One of the strongest pieces of the concert, “where,” arranged and performed by Becca Webb, pushes existential concerns with more tangible imagery — a cell phone. Webb starts her dance with her downturned face lit by the familiar blue glow of a touchscreen. She swiped at it, and the device’s flashlight switched on. For the duration of the piece, this was Webb’s sole source of lighting. Webb moved delicately across the stage, at times slowly and in other moments quickly, as though she were moving through a flow. “where” held a special kind of melancholy that brought to life the realities of performance art and modern technology. With only one sole dot of light illuminating the theatre that highlighted Webb as a singular figure in an expansive void, she also appeared small and lonely, another voice of countless others constantly uploaded and shared online. “where” beckons its viewers to not only contemplate what it means to be a part of an audience, but how we also appeal to our own audiences.
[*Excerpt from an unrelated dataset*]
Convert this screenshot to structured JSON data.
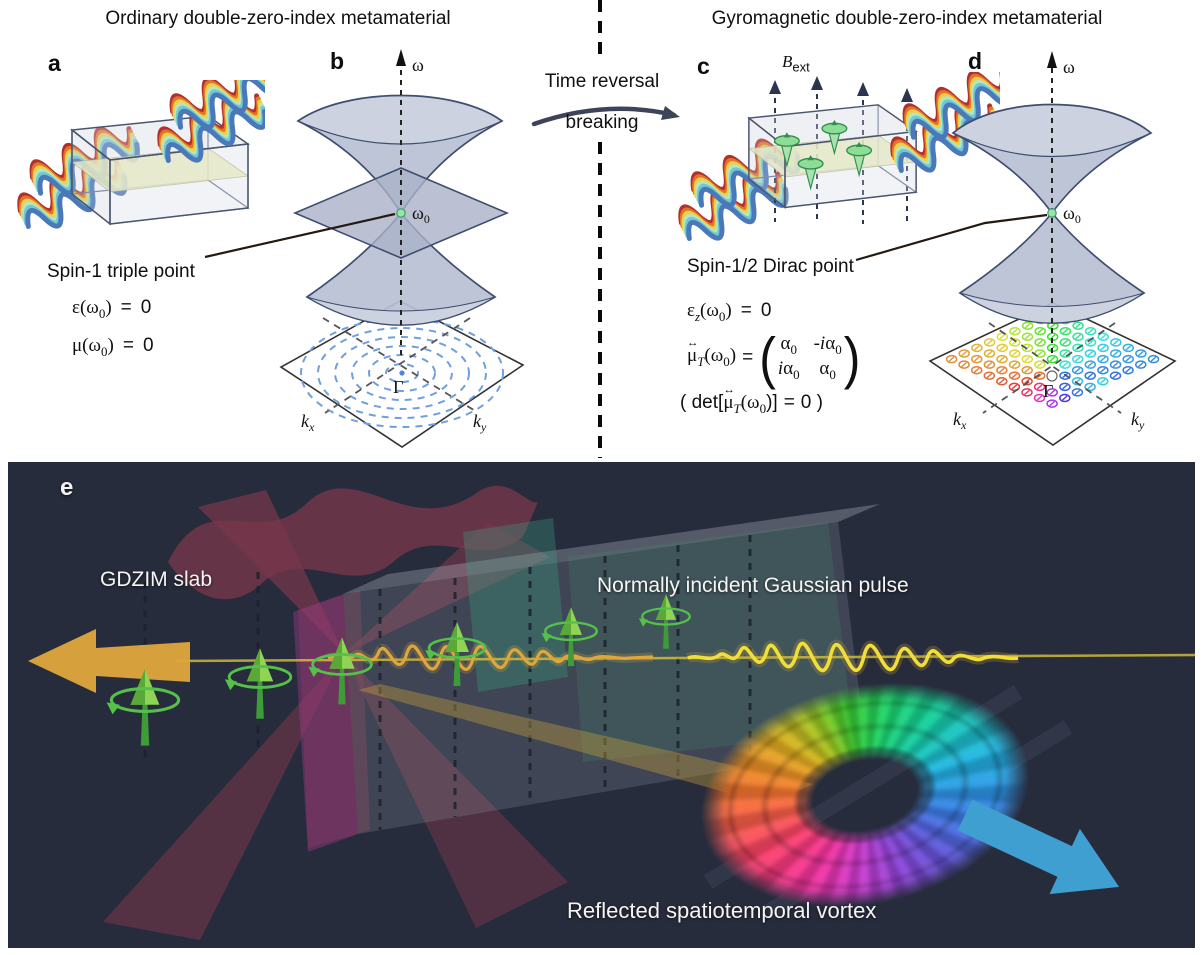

The concert closed on a more upbeat and comedic note. “Dolly Takes a Walk,” a satirical group dance created by Jorji Diaz Fadel, Eliza Kitchens, Erin Lynn, Glenne Miller and Severin Sargent-Catterton, investigated the absurdist dynamics of attending a dance class. The performers began by walking onstage and proceeded to undress and redress into new outfits (no explicit nudity is shown), just as any student does when getting ready to head out for the day. They took their time to button their shirts, fluff their hair and buckle their shoes before walking out onto a set made to look like a dance classroom. Desks were lined up in rows and a dance bar pulled out. One performer asked the audience whether “any dancers out there” have ever had “that nightmare” about not knowing what one’s doing when performing. She then said, “This is what this piece feels like.”
The concert’s other pieces, “correspondence” and “Young Trees,” both put on by dance groups, flesh out the show’s theme. According to its artists, “correspondence” serves as “an exploration of habits, tendencies and moods that are cultivated through creative movement in relation to other people,” a mechanical dance of push and pull between four battling dancers. “Young Trees,” meanwhile, tells a narrative of experiencing an”unfulfilling relationship.” These two dances, alongside the others, bound the show together into a strong unit of artistic expression.
This concert marked a high in performative achievement for the U’s Modern Dance student performers. Be certain to catch their next shows: the Graduate Thesis Concert in December and the Second Modern Dance Concert in February. Tickets are free and are given away at the door.